だとしても東城さんはなんでそんな事を知っているんだろう。
「なんで貴様が彼女の予定を知っているんだ。」
「若!なんですかその疑い深い目は!私、東城歩ともあろうものが若に恥をかかすような事をするはずがありません!」
「ほう?では言ってみろ。何故彼女の予定を知っている。」
「いだだだ…当然見ていたからに決まってい…ぶべらっ!!!」
勢い良く背負い投げされた東城さんを呆然と見つめる。九兵衛さん凄いなぁ。
「申し訳ない、奴が無礼を働いたようですね。」
「え?…あ、いえ。特には。」
うん、実際会ったのってお店に来たとき一回だけだしね。まさちゃんとは前から知り合いみたいだったけど、私は知り合い未満だ。
「僕は柳生九兵衛といいます。」
「あ、吉田ユキです。」
「吉田さんはもしかして甘味処で働いてるのですか?」
「あ、はい。向こうのほうにある処で。」
指を指しながら言うと九兵衛さんは顎に手を添えて考える素振りをした。
「もしや彼処か…」
「え?」
「あぁ、申し訳ない。妙ちゃん…友達が絶賛していた店ではないかと思いまして。今度是非立ち寄らせて貰います。」
「あ、はい。お待ちしてます。」
「その時は勿論私もご一緒させて頂きま…ぐぼっ!!」
あ。今度は東城さんにキレイに踵落としが決まった。地面に顔がめり込んでいて、おぉと小さく声を漏らした。もしかしてこの世界の地面はウエハースか何かで出来ているんじゃないだろうか。お妙さんをはじめとした女性陣はパワフルだなぁ。
「では僕らはこれで。」
「さようなら。」
九兵衛さんが片手で東城さんの着物の襟を掴んで小さく頭を下げたので、私も慌てて頭を下げる。そのまま彼女はズルズルと東城さんを引きずりながら歩いていった。

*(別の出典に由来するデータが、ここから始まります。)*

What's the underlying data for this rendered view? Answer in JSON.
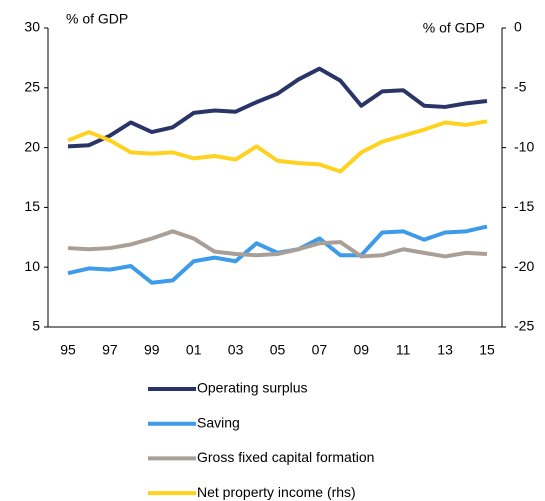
{
  "chart_data": {
    "type": "line",
    "y_label": "% of GDP",
    "y2_label": "% of GDP",
    "categories": [
      "95",
      null,
      "97",
      null,
      "99",
      null,
      "01",
      null,
      "03",
      null,
      "05",
      null,
      "07",
      null,
      "09",
      null,
      "11",
      null,
      "13",
      null,
      "15"
    ],
    "ylim": [
      5,
      30
    ],
    "yticks": [
      5,
      10,
      15,
      20,
      25,
      30
    ],
    "y2lim": [
      -25,
      0
    ],
    "y2ticks": [
      -25,
      -20,
      -15,
      -10,
      -5,
      0
    ],
    "grid": false,
    "legend": "bottom",
    "series": [
      {
        "name": "Operating surplus",
        "color": "#2b3467",
        "values": [
          20.1,
          20.2,
          21.0,
          22.1,
          21.3,
          21.7,
          22.9,
          23.1,
          23.0,
          23.8,
          24.5,
          25.7,
          26.6,
          25.6,
          23.5,
          24.7,
          24.8,
          23.5,
          23.4,
          23.7,
          23.9
        ]
      },
      {
        "name": "Saving",
        "color": "#3d9be9",
        "values": [
          9.5,
          9.9,
          9.8,
          10.1,
          8.7,
          8.9,
          10.5,
          10.8,
          10.5,
          12.0,
          11.2,
          11.5,
          12.4,
          11.0,
          11.0,
          12.9,
          13.0,
          12.3,
          12.9,
          13.0,
          13.4
        ]
      },
      {
        "name": "Gross fixed capital formation",
        "color": "#a99f97",
        "values": [
          11.6,
          11.5,
          11.6,
          11.9,
          12.4,
          13.0,
          12.4,
          11.3,
          11.1,
          11.0,
          11.1,
          11.5,
          12.0,
          12.1,
          10.9,
          11.0,
          11.5,
          11.2,
          10.9,
          11.2,
          11.1
        ]
      },
      {
        "name": "Net property income (rhs)",
        "color": "#ffd21f",
        "axis": "y2",
        "values": [
          -9.4,
          -8.7,
          -9.4,
          -10.4,
          -10.5,
          -10.4,
          -10.9,
          -10.7,
          -11.0,
          -9.9,
          -11.1,
          -11.3,
          -11.4,
          -12.0,
          -10.4,
          -9.5,
          -9.0,
          -8.5,
          -7.9,
          -8.1,
          -7.8
        ]
      }
    ]
  }
}
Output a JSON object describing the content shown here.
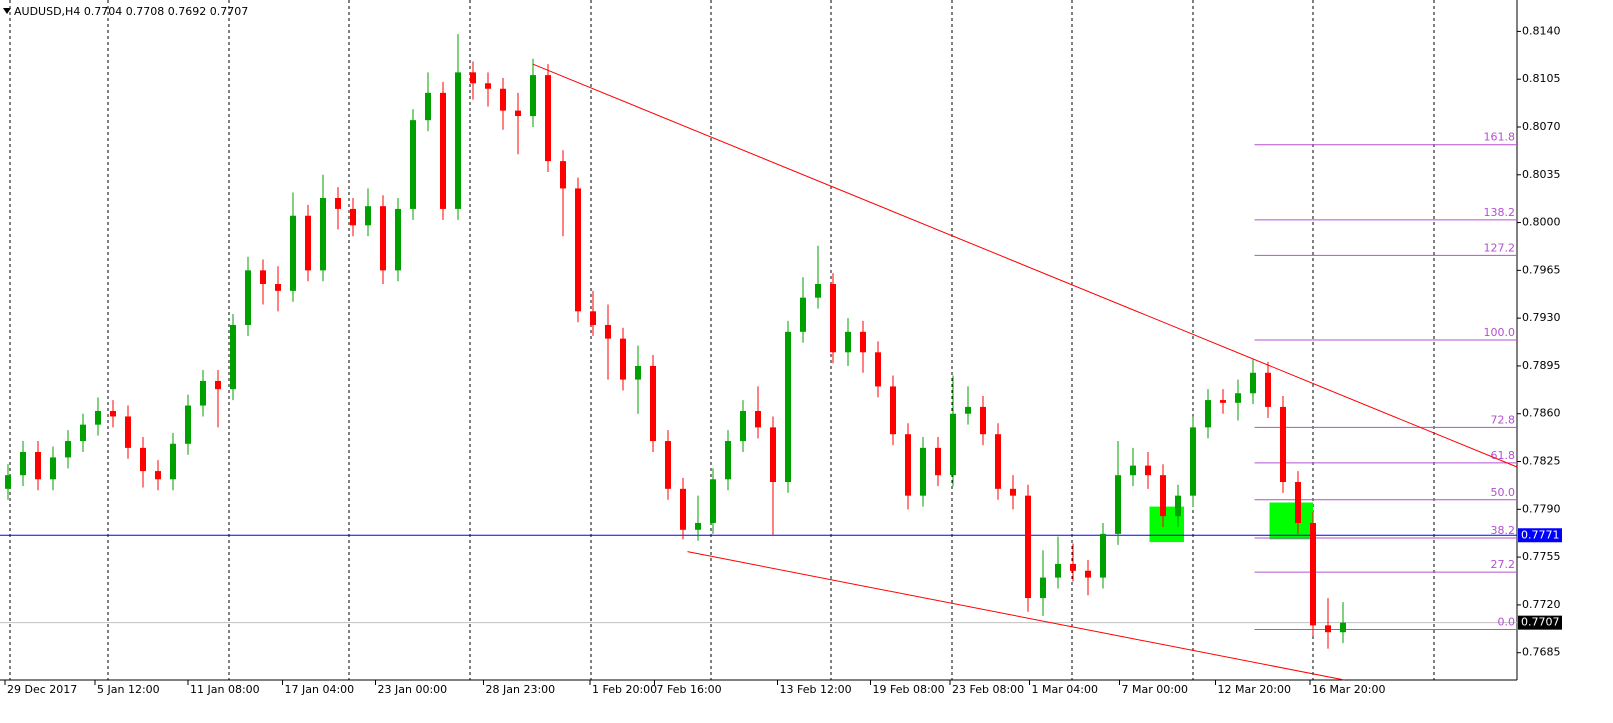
{
  "chart_data": {
    "type": "candlestick",
    "title": "AUDUSD,H4  0.7704 0.7708 0.7692 0.7707",
    "bull_color": "#00a000",
    "bear_color": "#ff0000",
    "open": [
      0.7805,
      0.7815,
      0.7832,
      0.7812,
      0.7828,
      0.784,
      0.7852,
      0.7862,
      0.7858,
      0.7835,
      0.7818,
      0.7812,
      0.7838,
      0.7866,
      0.7884,
      0.7878,
      0.7925,
      0.7965,
      0.7955,
      0.795,
      0.8005,
      0.7965,
      0.8018,
      0.801,
      0.7998,
      0.8012,
      0.7965,
      0.801,
      0.8075,
      0.8095,
      0.801,
      0.811,
      0.8102,
      0.8098,
      0.8082,
      0.8078,
      0.8108,
      0.8045,
      0.8025,
      0.7935,
      0.7925,
      0.7915,
      0.7885,
      0.7895,
      0.784,
      0.7805,
      0.7775,
      0.778,
      0.7812,
      0.784,
      0.7862,
      0.785,
      0.781,
      0.792,
      0.7945,
      0.7955,
      0.7905,
      0.792,
      0.7905,
      0.788,
      0.7845,
      0.78,
      0.7835,
      0.7815,
      0.786,
      0.7865,
      0.7845,
      0.7805,
      0.78,
      0.7725,
      0.774,
      0.775,
      0.7745,
      0.774,
      0.7772,
      0.7815,
      0.7822,
      0.7815,
      0.7785,
      0.78,
      0.785,
      0.787,
      0.7868,
      0.7875,
      0.789,
      0.7865,
      0.781,
      0.778,
      0.7705,
      0.77
    ],
    "high": [
      0.7823,
      0.784,
      0.784,
      0.7836,
      0.7848,
      0.786,
      0.7872,
      0.787,
      0.7866,
      0.7843,
      0.7826,
      0.7846,
      0.7874,
      0.7892,
      0.7892,
      0.7933,
      0.7975,
      0.7973,
      0.7968,
      0.8022,
      0.8013,
      0.8035,
      0.8026,
      0.8018,
      0.8025,
      0.802,
      0.8018,
      0.8083,
      0.811,
      0.8103,
      0.8138,
      0.8118,
      0.811,
      0.8106,
      0.8095,
      0.812,
      0.8116,
      0.8053,
      0.8033,
      0.795,
      0.794,
      0.7923,
      0.791,
      0.7903,
      0.7848,
      0.7813,
      0.78,
      0.782,
      0.7848,
      0.787,
      0.788,
      0.7858,
      0.7928,
      0.796,
      0.7983,
      0.7963,
      0.793,
      0.7928,
      0.7913,
      0.7888,
      0.7853,
      0.7843,
      0.7843,
      0.7888,
      0.788,
      0.7873,
      0.7853,
      0.7815,
      0.7808,
      0.776,
      0.777,
      0.7765,
      0.7753,
      0.778,
      0.784,
      0.7835,
      0.7832,
      0.7823,
      0.7808,
      0.7858,
      0.7878,
      0.7878,
      0.7885,
      0.79,
      0.7898,
      0.7873,
      0.7818,
      0.7788,
      0.7725,
      0.7722
    ],
    "low": [
      0.7797,
      0.7807,
      0.7804,
      0.7804,
      0.782,
      0.7832,
      0.7844,
      0.785,
      0.7827,
      0.7806,
      0.7804,
      0.7804,
      0.783,
      0.7858,
      0.785,
      0.787,
      0.7917,
      0.794,
      0.7935,
      0.7942,
      0.7957,
      0.7957,
      0.7995,
      0.799,
      0.799,
      0.7955,
      0.7957,
      0.8002,
      0.8067,
      0.8002,
      0.8002,
      0.809,
      0.8085,
      0.8068,
      0.805,
      0.807,
      0.8037,
      0.799,
      0.7927,
      0.7917,
      0.7885,
      0.7877,
      0.786,
      0.7832,
      0.7797,
      0.7768,
      0.7767,
      0.7772,
      0.7804,
      0.7832,
      0.7842,
      0.7771,
      0.7802,
      0.7912,
      0.7937,
      0.7897,
      0.7895,
      0.789,
      0.7872,
      0.7837,
      0.779,
      0.7792,
      0.7807,
      0.7807,
      0.7852,
      0.7837,
      0.7797,
      0.779,
      0.7715,
      0.7712,
      0.7732,
      0.7737,
      0.7727,
      0.7732,
      0.7764,
      0.7807,
      0.7805,
      0.7777,
      0.7777,
      0.7792,
      0.7842,
      0.786,
      0.7855,
      0.7867,
      0.7857,
      0.7802,
      0.7772,
      0.7697,
      0.7688,
      0.7692
    ],
    "close": [
      0.7815,
      0.7832,
      0.7812,
      0.7828,
      0.784,
      0.7852,
      0.7862,
      0.7858,
      0.7835,
      0.7818,
      0.7812,
      0.7838,
      0.7866,
      0.7884,
      0.7878,
      0.7925,
      0.7965,
      0.7955,
      0.795,
      0.8005,
      0.7965,
      0.8018,
      0.801,
      0.7998,
      0.8012,
      0.7965,
      0.801,
      0.8075,
      0.8095,
      0.801,
      0.811,
      0.8102,
      0.8098,
      0.8082,
      0.8078,
      0.8108,
      0.8045,
      0.8025,
      0.7935,
      0.7925,
      0.7915,
      0.7885,
      0.7895,
      0.784,
      0.7805,
      0.7775,
      0.778,
      0.7812,
      0.784,
      0.7862,
      0.785,
      0.781,
      0.792,
      0.7945,
      0.7955,
      0.7905,
      0.792,
      0.7905,
      0.788,
      0.7845,
      0.78,
      0.7835,
      0.7815,
      0.786,
      0.7865,
      0.7845,
      0.7805,
      0.78,
      0.7725,
      0.774,
      0.775,
      0.7745,
      0.774,
      0.7772,
      0.7815,
      0.7822,
      0.7815,
      0.7785,
      0.78,
      0.785,
      0.787,
      0.7868,
      0.7875,
      0.789,
      0.7865,
      0.781,
      0.778,
      0.7705,
      0.77,
      0.7707
    ],
    "xlim": [
      -0.2,
      100.6
    ],
    "xticks": [
      {
        "value": -0.2,
        "label": "29 Dec 2017"
      },
      {
        "value": 5.8,
        "label": "5 Jan 12:00"
      },
      {
        "value": 12,
        "label": "11 Jan 08:00"
      },
      {
        "value": 18.3,
        "label": "17 Jan 04:00"
      },
      {
        "value": 24.5,
        "label": "23 Jan 00:00"
      },
      {
        "value": 31.7,
        "label": "28 Jan 23:00"
      },
      {
        "value": 38.8,
        "label": "1 Feb 20:00"
      },
      {
        "value": 43.1,
        "label": "7 Feb 16:00"
      },
      {
        "value": 51.3,
        "label": "13 Feb 12:00"
      },
      {
        "value": 57.5,
        "label": "19 Feb 08:00"
      },
      {
        "value": 62.8,
        "label": "23 Feb 08:00"
      },
      {
        "value": 68.1,
        "label": "1 Mar 04:00"
      },
      {
        "value": 74.1,
        "label": "7 Mar 00:00"
      },
      {
        "value": 80.5,
        "label": "12 Mar 20:00"
      },
      {
        "value": 86.8,
        "label": "16 Mar 20:00"
      }
    ],
    "ylim": [
      0.7665,
      0.8163
    ],
    "yticks": [
      {
        "value": 0.814,
        "label": "0.8140"
      },
      {
        "value": 0.8105,
        "label": "0.8105"
      },
      {
        "value": 0.807,
        "label": "0.8070"
      },
      {
        "value": 0.8035,
        "label": "0.8035"
      },
      {
        "value": 0.8,
        "label": "0.8000"
      },
      {
        "value": 0.7965,
        "label": "0.7965"
      },
      {
        "value": 0.793,
        "label": "0.7930"
      },
      {
        "value": 0.7895,
        "label": "0.7895"
      },
      {
        "value": 0.786,
        "label": "0.7860"
      },
      {
        "value": 0.7825,
        "label": "0.7825"
      },
      {
        "value": 0.779,
        "label": "0.7790"
      },
      {
        "value": 0.7755,
        "label": "0.7755"
      },
      {
        "value": 0.772,
        "label": "0.7720"
      },
      {
        "value": 0.7685,
        "label": "0.7685"
      }
    ],
    "hlines": [
      {
        "value": 0.7771,
        "label": "0.7771",
        "color": "#0000ff",
        "label_bg": "#0000ff"
      },
      {
        "value": 0.7707,
        "label": "0.7707",
        "color": "#c0c0c0",
        "label_bg": "#000000"
      }
    ],
    "trendlines": [
      {
        "from": [
          35,
          0.8116
        ],
        "to": [
          100.6,
          0.7821
        ],
        "color": "#ff0000"
      },
      {
        "from": [
          45.3,
          0.7759
        ],
        "to": [
          89.1,
          0.7665
        ],
        "color": "#ff0000"
      }
    ],
    "zones": [
      {
        "x": [
          76.1,
          78.4
        ],
        "y": [
          0.7792,
          0.7766
        ],
        "color": "#00ff00"
      },
      {
        "x": [
          84.1,
          87
        ],
        "y": [
          0.7795,
          0.7768
        ],
        "color": "#00ff00"
      }
    ],
    "fibonacci": {
      "color": "#b450d2",
      "start_index": 83.1,
      "levels": [
        {
          "value": 0.8057,
          "label": "161.8"
        },
        {
          "value": 0.8002,
          "label": "138.2"
        },
        {
          "value": 0.7976,
          "label": "127.2"
        },
        {
          "value": 0.7914,
          "label": "100.0"
        },
        {
          "value": 0.785,
          "label": "72.8"
        },
        {
          "value": 0.7824,
          "label": "61.8"
        },
        {
          "value": 0.7797,
          "label": "50.0"
        },
        {
          "value": 0.7769,
          "label": "38.2"
        },
        {
          "value": 0.7744,
          "label": "27.2"
        },
        {
          "value": 0.7702,
          "label": "0.0"
        }
      ]
    }
  }
}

「若!私は用事が出来たので引きずるのを止めて貰えませんかぁ!」
「…一応聞くが、その用事とはなんだ。」
「当然ユキ殿の身辺警護を…いだだだ!若ぁ!?いだだだだ!」
小さくなっていく背中を眺めていたが、彼女等がそのような話をしていたことは知らない。ただ、東城さんがいだだだ!と叫んでいるのだけは聞こえていた。